September 2, 2020 — From research scientists to political organizers, people around the planet are working to thwart a threat whose scale has become increasingly clear: Global heating is spurring a climate crisis of megafires, superstorms and record-setting heat waves that current policies are not enough to address.
Many climate activists, driven in part by the youth movements of Gen Z, are joining major scientific bodies in calling for economic and social transformation, while other onlookers are hoping for “moonshot” technology to step in as climate “savior.”
How did we end up here? Answers to that vary, but research published earlier this year in the journal Nature Climate Change puts at least some of the blame on a surprising villain: computer modeling–based on wishful thinking.
In the paper, Duncan McLaren and Nils Markusson, social scientists with the UK-based Lancaster University’s Lancaster Environment Centre, note that speculative technologies promising big climate benefits down the line have been included again and again in computer models used to inform government policies. That relieves some of the political pressure to cut or sequester greenhouse gases here and now, helping to stall tangible reductions in the near term. But it also spurs scientists creating the next round of models to rely, however unintentionally, on even more hoped-for innovations to make established climate goals appear feasible. We need to “recognise and break this pattern to unleash more effective and just climate policy,” the researchers conclude.
The root of the issue is that, in sketching potential fates for Earth and its climate, scientists, economists and other researchers use models that simulate complex systems like the atmosphere and the economy. The models provide an idea of how different things ping off each other — how money changes what people eat, how energy use affects carbon emissions, how everything ties into everything else — that policymakers can use to design laws and programs to keep climate change in check.
While useful, these models (called integrated assessment models) typically simulate the least expensive way to achieve cuts in greenhouse gas emissions, while at the same time applying an economic discount rate: counting future efforts to mitigate carbon emissions as having a lower price tag than immediate action today.
Given those conditions, if you give a model the choice of incorporating some future technology or some existing strategy for mitigating climate change, McLaren says, “the model will take [the future technology] preferentially over things that are short term and apparently expensive, like stopping people flying or like changing diets or like going from house to house and installing solar panels.”
In 1997, governments gathered in Kyoto, Japan, to negotiate a commitment for industrialized nations to cut their greenhouse gas emissions. McLaren and Markusson note in their paper that many policies at the time emphasized energy efficiency, fuel switching and a technology that wasn’t ready for deployment on a large scale: carbon capture and storage (CCS). CCS, the researchers write, “was widely adopted in [models] to optimize costs by enabling a slower transition away from fossil power generation, especially coal.”

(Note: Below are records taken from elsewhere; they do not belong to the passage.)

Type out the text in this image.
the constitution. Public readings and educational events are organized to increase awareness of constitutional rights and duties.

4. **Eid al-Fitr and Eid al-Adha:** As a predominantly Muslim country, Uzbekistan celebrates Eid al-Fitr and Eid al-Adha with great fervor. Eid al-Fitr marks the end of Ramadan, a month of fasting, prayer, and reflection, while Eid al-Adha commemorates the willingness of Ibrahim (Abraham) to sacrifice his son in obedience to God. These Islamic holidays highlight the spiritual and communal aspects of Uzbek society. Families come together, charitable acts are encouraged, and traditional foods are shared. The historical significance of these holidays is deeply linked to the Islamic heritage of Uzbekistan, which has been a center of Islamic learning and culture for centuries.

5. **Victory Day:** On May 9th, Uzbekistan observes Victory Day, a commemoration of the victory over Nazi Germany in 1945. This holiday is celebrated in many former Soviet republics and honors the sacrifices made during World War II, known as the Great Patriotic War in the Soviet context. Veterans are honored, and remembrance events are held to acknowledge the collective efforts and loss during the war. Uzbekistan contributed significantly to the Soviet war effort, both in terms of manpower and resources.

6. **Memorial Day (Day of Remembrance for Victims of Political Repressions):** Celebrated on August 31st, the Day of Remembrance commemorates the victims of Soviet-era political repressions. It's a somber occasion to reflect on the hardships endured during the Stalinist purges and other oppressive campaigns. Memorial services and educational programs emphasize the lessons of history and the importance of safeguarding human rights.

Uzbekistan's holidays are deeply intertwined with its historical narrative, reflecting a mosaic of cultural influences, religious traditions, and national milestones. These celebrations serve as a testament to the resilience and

When the Intergovernmental Panel on Climate Change (IPCC) published its fourth assessment report in 2007, the models it drew on included another innovation: bio-energy with carbon capture and storage (BECCS), an idea to extract energy from plants, trap the CO2 emitted, and bury it underground instead of spewing it into the atmosphere. Although the IPCC report noted that modeling of BECCS relied on “a limited and uncertain understanding of the technology,” it has remained in models and major assessments.
“Like CCS before it,” McLaren and Markusson write, “BECCS promised ways to cut the costs of meeting a particular target, slowing the transition even more by its promise to effectively reverse emissions at a future date.”
The result, the paper argues, has been to postpone actions, such as swift cuts to carbon emissions, that would mitigate climate threats: With the allure of potentially powerful yet largely speculative technologies in mind, policy makers were less compelled to mitigate climate change sooner rather than later.
Not everyone agrees with this perspective. Sabine Fuss, head of the sustainable resource management and global change working group at the Mercator Research Institute on Global Commons and Climate Change, questions whether the slow pace of action from governments has much to do with the modeling dynamics outlined in the new paper.
“I haven’t really observed that as such a strong argument in the political debate, saying, ‘Oh, we can do carbon removal later on so let’s postpone climate change mitigation,’” she says. “I think there are a lot of other factors at work here, and interests at work here, that will also continue to be important.”
Even if mainstream modeling’s approach of kicking the can down the road is not the only — or even primary — reason for limited progress in mitigating climate change, we should still pay attention to that possibility in the future, McLaren and Markusson contend.
As the IPCC prepares its sixth assessment report, which will form the foundation for climate talks in 2023, McLaren and Markusson worry that the next generation of integrated assessment models might incorporate proposals to use unproven technology to block some sunlight from reaching Earth.
“By drawing attention to the cycles of prevarication sketched here, we wish to encourage more researchers to examine the potential relationship between climate delay, the emergence of new technological promises and the repeated reframing of targets and redrawing of modelling parameters,” they conclude. “It is critical that problems arising in policy and target formulation are not treated naively and simply as knowledge deficits. There is scope for modellers to be more reflexive about how the risk of technology disappointment is represented in scenarios, both in single scenarios and across modelling efforts, and how such risk is communicated to policy makers.”